Nada más sentarse en el taxi, Nakata empezó a dar cabezadas.

—Abuelo, en cuanto lleguemos a casa podrás dormir tanto como quieras. Pero, mientras tanto, aguanta un poquito.

—Señor Hoshino.

—¿Sí?

—Le he ocasionado a usted muchas molestias —dijo Nakata con voz somnolienta.

—Sí, es verdad. A mí también me da esa impresión —admitió el joven—. Pero, si miramos cómo han ido las cosas realmente, fui yo quien tomó la determinación de irse contigo, abuelo. Dicho de otro modo, fui yo quien eligió de forma voluntaria ocuparse de ti. Nadie me lo pidió. Y, al fin y al cabo, sarna con gusto no pica. Así que tú, abuelo, no te preocupes por nada. Puedes estar tranquilo.

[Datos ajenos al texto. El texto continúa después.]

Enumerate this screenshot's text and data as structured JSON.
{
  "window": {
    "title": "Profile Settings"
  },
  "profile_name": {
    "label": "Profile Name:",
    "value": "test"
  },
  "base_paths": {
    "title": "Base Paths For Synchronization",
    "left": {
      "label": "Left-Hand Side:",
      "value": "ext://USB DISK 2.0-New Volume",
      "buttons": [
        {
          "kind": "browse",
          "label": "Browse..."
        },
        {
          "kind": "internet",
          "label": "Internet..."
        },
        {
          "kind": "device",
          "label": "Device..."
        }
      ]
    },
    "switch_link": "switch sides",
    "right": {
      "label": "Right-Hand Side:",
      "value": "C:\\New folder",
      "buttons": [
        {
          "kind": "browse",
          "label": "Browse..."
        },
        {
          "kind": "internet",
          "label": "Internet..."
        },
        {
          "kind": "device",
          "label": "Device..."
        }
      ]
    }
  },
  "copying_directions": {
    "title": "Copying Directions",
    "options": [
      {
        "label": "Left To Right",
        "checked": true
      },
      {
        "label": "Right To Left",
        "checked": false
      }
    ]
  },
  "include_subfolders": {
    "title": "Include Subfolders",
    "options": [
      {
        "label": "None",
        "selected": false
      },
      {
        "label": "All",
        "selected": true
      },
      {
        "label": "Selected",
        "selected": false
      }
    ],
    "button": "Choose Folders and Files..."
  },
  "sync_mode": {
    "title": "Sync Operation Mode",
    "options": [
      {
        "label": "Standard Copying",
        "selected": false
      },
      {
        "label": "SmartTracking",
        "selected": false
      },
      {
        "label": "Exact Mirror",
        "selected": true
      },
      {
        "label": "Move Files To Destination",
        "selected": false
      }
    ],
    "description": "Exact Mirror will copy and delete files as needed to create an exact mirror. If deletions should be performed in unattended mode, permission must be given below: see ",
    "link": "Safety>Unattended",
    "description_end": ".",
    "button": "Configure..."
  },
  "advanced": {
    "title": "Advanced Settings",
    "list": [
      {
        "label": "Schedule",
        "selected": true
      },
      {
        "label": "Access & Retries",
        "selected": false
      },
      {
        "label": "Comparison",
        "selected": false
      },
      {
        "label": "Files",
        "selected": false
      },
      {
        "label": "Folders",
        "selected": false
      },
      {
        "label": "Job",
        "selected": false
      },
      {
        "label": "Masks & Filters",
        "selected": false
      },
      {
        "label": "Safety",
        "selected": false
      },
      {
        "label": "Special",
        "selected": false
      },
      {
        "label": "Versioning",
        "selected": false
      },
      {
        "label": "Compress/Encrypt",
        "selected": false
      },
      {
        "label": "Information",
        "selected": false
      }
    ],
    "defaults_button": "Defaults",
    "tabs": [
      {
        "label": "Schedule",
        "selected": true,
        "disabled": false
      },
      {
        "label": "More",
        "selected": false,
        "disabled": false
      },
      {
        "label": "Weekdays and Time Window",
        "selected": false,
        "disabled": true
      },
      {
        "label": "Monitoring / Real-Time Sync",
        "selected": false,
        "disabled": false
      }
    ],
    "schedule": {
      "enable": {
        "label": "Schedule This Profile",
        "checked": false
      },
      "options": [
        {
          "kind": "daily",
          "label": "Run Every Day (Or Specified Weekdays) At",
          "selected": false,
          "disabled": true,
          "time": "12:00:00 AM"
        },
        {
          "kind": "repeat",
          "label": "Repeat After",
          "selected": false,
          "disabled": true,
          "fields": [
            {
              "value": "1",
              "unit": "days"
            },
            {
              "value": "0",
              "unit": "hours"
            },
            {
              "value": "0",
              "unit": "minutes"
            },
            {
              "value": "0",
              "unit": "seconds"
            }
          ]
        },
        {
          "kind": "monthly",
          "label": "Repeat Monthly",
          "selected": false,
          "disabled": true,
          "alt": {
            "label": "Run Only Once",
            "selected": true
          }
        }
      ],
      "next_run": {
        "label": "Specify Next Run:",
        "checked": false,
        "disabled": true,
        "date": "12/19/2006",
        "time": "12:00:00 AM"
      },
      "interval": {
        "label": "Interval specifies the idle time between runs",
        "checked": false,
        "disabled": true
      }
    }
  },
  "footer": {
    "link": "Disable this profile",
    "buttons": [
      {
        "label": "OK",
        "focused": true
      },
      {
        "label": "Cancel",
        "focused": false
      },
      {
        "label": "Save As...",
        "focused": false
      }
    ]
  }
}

—De no haber sido por usted, Nakata se hubiera encontrado completamente perdido.

—Bueno, me alegra haberte servido de algo. Eso está bien.

—Nakata le está muy agradecido.

—Pero ¿sabes, Nakata?

—¿Sí?

—Yo también tengo que darte las gracias a ti.

—¿Ah, sí?

—Nosotros ya llevamos más de diez días yendo juntos de aquí para allá —dijo el joven—. Durante todo este tiempo he faltado al trabajo. Los primeros días avisé a la empresa de que me tomaba un descanso, pero luego ha sido una ausencia injustificada tan grande como un piano. Es posible que ya no pueda volver a trabajar allí. Si me disculpara y me pusiera de rodillas, es posible que olvidaran lo ocurrido. No lo sé. Pero, mira, a mí ya me está bien. No es que quiera fardar, pero soy buen conductor. Y también soy muy trabajador. No creo que me cueste encontrar otro trabajo. Así que, por eso no me preocupo lo más mínimo, y tú tampoco debes preocuparte. ¡En fin! Lo que yo quería decir es que, pues eso, que yo no me arrepiento de nada. Durante estos diez días he tenido experiencias de lo más increíbles. La lluvia de sanguijuelas, el que apareciera el Colonel Sanders y yo pudiera echar aquel polvazo fenomenal con aquel pedazo de tía que estudiaba filosofía en la universidad, lo de que birláramos la piedra de la entrada del santuario. Un montón de cosas raras. Me da la sensación de que en estos diez días me han pasado tantas cosas raras como para llenar toda una vida. Ha sido igual que hacer un viaje de prueba por una montaña rusa de las largas.